The answer is pretty weird. Shane aptly describes the experience as "dreamlike," with the setting frequently, and seemingly without reason, changing from scene to scene. For example, in one playthrough, the AI opened the game with a scene set in space only then to quickly transition things to a "labyrinth of twisty little passages, all alike." If there's a throughline to many of the scenarios, it's Zork, one of the games used to train the neural net and a classic in the genre. The AI will frequently call on the 40-year-old game to react to the player, more often than not presenting trolls as an obstacle to progress. See below:
The troll steps out from beneath the bridge and blocks your way.
You are on the south side of the chasm.
A nod is given to the infinite wonder that is Urbzig.

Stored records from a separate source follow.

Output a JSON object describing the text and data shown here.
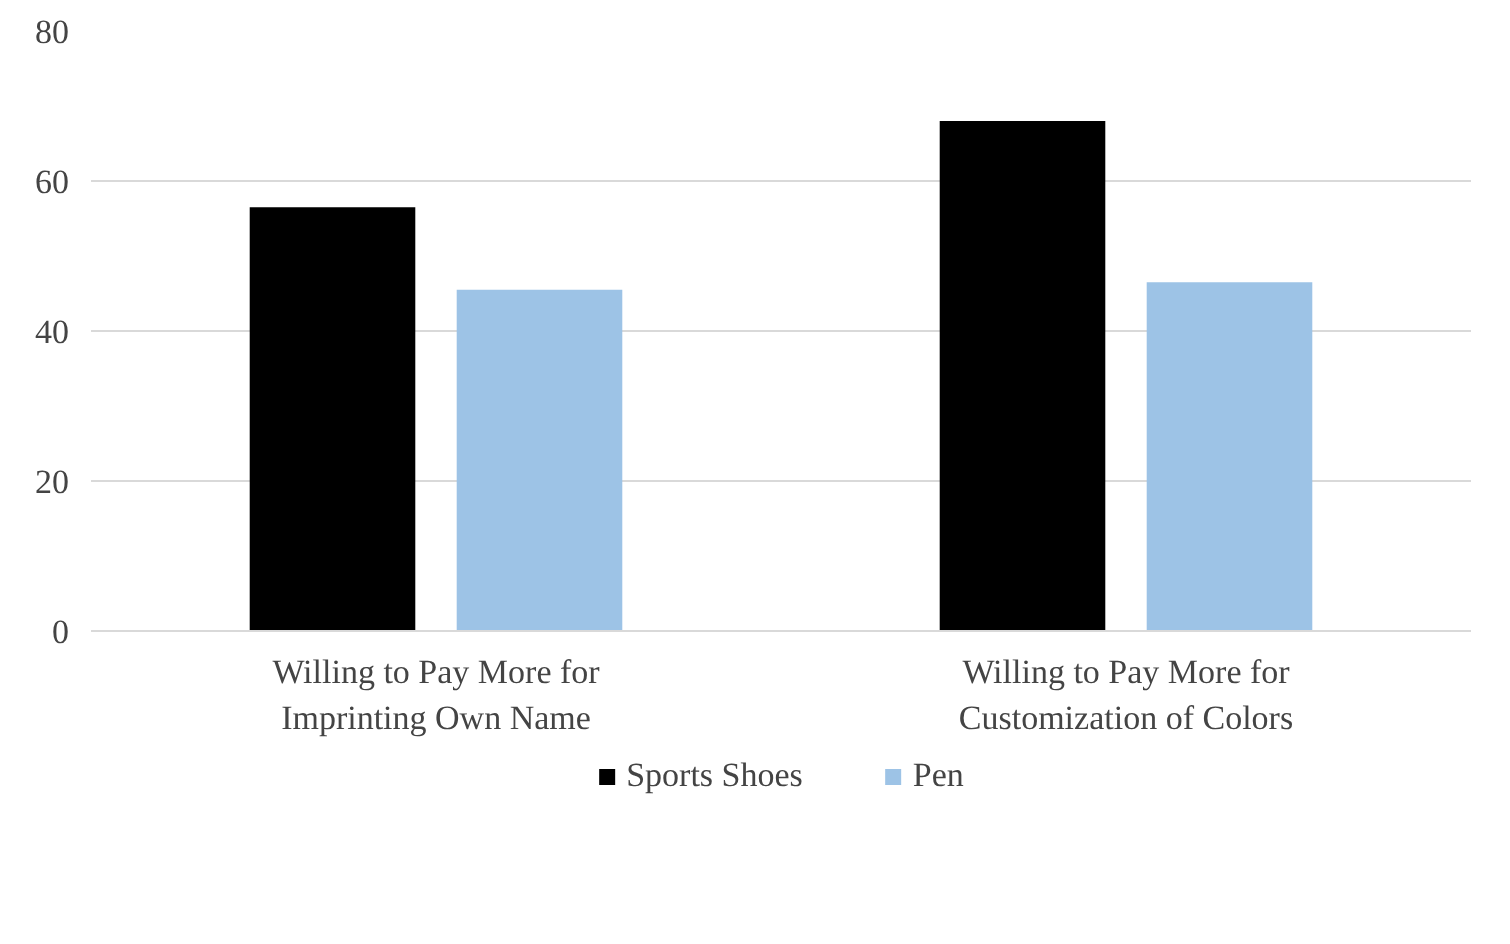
{
  "chart_data": {
    "type": "bar",
    "categories": [
      "Willing to Pay More for Imprinting Own Name",
      "Willing to Pay More for Customization of Colors"
    ],
    "series": [
      {
        "name": "Sports Shoes",
        "color": "#000000",
        "values": [
          56.5,
          68
        ]
      },
      {
        "name": "Pen",
        "color": "#9dc3e6",
        "values": [
          45.5,
          46.5
        ]
      }
    ],
    "ylim": [
      0,
      80
    ],
    "yticks": [
      0,
      20,
      40,
      60,
      80
    ],
    "grid": "y",
    "legend": "bottom"
  }
}
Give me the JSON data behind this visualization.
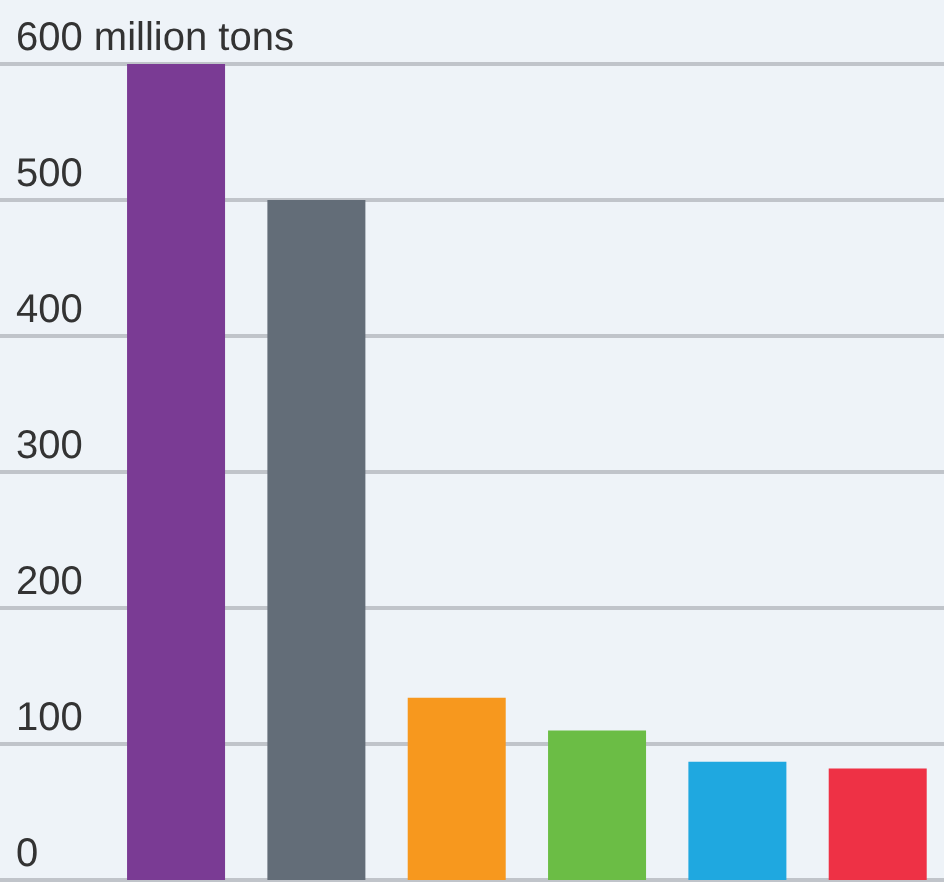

A solid rainbow spans the chasm.
Another quirk of the game is that it doesn't flow like a traditional narrative: there's no beginning, middle and end to each scenario. Instead, each session is an endless marathon, with more trolls than bridges. And yet what's remarkable about each scene is how they nail the tone of classic PC adventure games. There's something about how the AI jumps from scenario to scenario that captures the atmosphere of those games. If you want to embark on your own AI-generated fever dream, you can do so by visiting the Google Colab document Nathan created. Just be prepared for a DOS-like experience. It's part of the appeal.